Incluem-se nessa estratégia discursiva o tema dos objetos, lugares e situações malditos ou demoníacos. E geralmente são retornos vingativos de entidades familiares: Chucky, o brinquedo assassino, a televisão em Poltergueist, telefone e vídeo em O chamado, o Freddy Krueger capaz de penetrar na região mais íntima e protegida do sono e do sonho, sem falar nas variantes assumidamente cômicas, como tomates ou Barbies assassinas, insetos e animais de toda, chegando ao cúmulo da sala de estar vazia em Atividade paranormal.
A violação do acordo simbólico entre vivos e mortos, entre homens e deuses, entre adultos e crianças sempre decorre de um ponto de instabilidade, no interior da fantasia inconsciente, entre a função de organização da realidade e a função de transmissão dos desejos. É nesse ponto que algo da realidade não se sexualiza, ou não se simboliza corretamente, dando margem aos fenômenos de retorno. Quando aquela linda garota decide tomar banho nua na lagoa sombria, quando aquele grupo de adolescentes ruma para o cemitério para escarnecer os mortos, ou quando o menino tenta abrir a única porta ostensivamente proibida, sabemos que o risco representado pelo desejo terá uma consequência.
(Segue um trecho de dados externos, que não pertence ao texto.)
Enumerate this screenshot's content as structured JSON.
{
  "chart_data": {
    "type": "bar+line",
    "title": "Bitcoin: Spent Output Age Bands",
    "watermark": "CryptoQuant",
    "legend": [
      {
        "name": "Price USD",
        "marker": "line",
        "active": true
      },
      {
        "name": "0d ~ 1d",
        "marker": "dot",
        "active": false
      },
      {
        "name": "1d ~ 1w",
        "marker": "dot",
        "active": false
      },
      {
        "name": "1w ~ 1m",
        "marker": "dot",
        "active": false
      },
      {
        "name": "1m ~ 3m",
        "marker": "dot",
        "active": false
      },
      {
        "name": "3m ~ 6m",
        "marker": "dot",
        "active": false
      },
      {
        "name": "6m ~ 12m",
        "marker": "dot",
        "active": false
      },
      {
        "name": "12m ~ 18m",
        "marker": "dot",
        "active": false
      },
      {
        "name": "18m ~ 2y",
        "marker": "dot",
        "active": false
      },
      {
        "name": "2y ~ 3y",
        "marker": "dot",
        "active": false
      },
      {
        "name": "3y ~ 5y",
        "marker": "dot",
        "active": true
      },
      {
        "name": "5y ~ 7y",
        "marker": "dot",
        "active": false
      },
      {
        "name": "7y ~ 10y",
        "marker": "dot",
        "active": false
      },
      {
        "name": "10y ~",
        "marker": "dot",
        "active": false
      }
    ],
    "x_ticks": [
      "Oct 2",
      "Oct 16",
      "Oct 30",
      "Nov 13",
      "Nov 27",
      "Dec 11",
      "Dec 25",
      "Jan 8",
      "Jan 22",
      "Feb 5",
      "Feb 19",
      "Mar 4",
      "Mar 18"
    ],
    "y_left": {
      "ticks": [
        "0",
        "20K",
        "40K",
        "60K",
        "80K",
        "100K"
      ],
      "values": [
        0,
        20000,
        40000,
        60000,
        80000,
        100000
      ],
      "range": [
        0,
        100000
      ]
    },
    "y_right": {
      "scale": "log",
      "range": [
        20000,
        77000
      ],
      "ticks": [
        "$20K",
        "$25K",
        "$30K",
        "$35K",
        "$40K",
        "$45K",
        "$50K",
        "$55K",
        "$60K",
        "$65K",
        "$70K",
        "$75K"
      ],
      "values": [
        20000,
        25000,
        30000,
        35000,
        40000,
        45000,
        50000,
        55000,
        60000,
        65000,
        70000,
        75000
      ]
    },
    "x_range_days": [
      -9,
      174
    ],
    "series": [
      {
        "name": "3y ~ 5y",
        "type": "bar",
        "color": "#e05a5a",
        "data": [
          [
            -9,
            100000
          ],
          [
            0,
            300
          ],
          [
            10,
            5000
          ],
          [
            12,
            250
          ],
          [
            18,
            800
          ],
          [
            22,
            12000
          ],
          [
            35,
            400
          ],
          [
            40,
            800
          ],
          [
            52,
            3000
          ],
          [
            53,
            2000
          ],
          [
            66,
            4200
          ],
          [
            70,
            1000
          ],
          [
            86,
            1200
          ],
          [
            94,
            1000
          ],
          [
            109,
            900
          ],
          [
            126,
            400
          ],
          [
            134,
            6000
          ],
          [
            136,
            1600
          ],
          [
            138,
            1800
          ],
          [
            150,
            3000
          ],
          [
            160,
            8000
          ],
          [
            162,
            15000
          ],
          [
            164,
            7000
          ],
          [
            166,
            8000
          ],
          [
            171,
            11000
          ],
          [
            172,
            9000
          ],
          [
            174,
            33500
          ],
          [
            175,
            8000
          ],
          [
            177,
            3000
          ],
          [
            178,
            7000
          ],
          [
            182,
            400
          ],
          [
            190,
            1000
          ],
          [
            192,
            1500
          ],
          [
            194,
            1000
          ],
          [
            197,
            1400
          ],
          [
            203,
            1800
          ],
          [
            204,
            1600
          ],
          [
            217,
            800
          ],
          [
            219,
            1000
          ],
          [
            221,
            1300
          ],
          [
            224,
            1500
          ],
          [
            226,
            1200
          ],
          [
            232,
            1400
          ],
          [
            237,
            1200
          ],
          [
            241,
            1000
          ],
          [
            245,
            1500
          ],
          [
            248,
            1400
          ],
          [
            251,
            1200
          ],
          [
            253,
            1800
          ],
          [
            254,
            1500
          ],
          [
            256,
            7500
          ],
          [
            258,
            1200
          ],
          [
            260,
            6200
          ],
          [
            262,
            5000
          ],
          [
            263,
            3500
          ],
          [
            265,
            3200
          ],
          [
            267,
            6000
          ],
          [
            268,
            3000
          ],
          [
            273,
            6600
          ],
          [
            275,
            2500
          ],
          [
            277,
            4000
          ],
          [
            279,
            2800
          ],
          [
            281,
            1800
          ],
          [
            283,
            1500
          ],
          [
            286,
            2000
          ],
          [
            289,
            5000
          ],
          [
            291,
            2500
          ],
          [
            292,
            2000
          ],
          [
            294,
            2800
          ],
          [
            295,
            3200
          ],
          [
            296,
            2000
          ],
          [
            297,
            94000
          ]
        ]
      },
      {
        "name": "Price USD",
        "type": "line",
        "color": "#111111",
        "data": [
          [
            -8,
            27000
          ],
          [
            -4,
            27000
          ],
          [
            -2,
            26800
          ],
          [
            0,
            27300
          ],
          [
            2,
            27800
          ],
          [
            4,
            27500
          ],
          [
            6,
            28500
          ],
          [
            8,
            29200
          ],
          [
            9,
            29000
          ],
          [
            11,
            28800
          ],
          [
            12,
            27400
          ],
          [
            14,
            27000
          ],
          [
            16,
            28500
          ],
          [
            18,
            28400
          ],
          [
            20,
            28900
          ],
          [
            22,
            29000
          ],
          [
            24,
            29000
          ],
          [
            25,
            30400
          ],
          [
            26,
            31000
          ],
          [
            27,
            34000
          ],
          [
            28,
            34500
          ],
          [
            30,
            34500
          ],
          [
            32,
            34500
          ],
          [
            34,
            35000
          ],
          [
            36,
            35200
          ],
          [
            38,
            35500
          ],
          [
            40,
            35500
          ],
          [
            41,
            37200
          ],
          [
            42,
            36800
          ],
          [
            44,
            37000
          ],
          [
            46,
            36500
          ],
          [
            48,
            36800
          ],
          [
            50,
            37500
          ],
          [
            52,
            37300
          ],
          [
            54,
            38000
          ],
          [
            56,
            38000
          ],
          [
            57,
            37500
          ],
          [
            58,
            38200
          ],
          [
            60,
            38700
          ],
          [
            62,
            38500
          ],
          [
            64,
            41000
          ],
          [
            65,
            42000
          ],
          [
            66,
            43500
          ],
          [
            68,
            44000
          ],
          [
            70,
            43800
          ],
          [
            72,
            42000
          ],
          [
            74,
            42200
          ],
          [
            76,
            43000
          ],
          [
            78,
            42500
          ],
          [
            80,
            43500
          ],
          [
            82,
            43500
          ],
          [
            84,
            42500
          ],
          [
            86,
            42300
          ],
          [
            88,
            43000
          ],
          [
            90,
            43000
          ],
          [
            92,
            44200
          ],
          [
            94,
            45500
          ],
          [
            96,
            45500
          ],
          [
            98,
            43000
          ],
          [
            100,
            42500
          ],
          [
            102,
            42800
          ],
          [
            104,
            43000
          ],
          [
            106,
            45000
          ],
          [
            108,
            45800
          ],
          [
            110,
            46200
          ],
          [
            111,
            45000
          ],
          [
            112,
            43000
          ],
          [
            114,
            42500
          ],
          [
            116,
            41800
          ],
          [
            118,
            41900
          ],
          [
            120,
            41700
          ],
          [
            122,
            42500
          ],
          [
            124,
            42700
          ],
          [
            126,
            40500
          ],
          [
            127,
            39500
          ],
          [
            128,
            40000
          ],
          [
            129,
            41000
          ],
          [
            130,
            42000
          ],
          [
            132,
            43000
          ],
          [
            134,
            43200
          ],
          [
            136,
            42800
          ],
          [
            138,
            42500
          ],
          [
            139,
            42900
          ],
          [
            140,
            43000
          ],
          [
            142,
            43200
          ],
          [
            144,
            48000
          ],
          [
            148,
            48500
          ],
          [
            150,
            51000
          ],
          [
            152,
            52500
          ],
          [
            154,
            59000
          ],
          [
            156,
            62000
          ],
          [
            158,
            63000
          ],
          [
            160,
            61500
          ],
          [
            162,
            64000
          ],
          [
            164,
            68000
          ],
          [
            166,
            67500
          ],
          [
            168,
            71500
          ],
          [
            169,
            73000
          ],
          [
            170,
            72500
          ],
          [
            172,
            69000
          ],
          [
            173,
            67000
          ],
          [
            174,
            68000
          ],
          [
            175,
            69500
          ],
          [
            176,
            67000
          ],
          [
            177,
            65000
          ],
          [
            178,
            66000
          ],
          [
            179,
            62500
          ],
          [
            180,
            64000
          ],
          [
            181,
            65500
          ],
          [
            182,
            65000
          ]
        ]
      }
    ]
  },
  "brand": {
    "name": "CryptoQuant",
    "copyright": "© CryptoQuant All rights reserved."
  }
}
Nossa atração pelo terror, expressa pela compulsão em repetir experiências que o terror nos evoca, não constitui um gosto patológico. Pelo contrário, funciona como uma espécie de antídoto para o empobrecimento de nossa fantasia, eventualmente presa a condições e limitações que exprimem nossa covardia em atravessar pontos de vista protegidos pelo horror e pelo estranhamento. No momento em que enfrentamos tantas formas de segregação, intolerância e forçamento ao mesmo tipo de realidade compartilhada e à mesma posição de verdade, o terror ainda é uma das formas discursivas às quais se pode atribuir algum potencial crítico, bem como alguma potência de recuperação do desejo. Nossa atração pelo terror denuncia que ainda não nos conformamos totalmente com o que a realidade coloca diante de nossos olhos.
CHRISTIAN INGO LENZ DUNKER, psicanalista.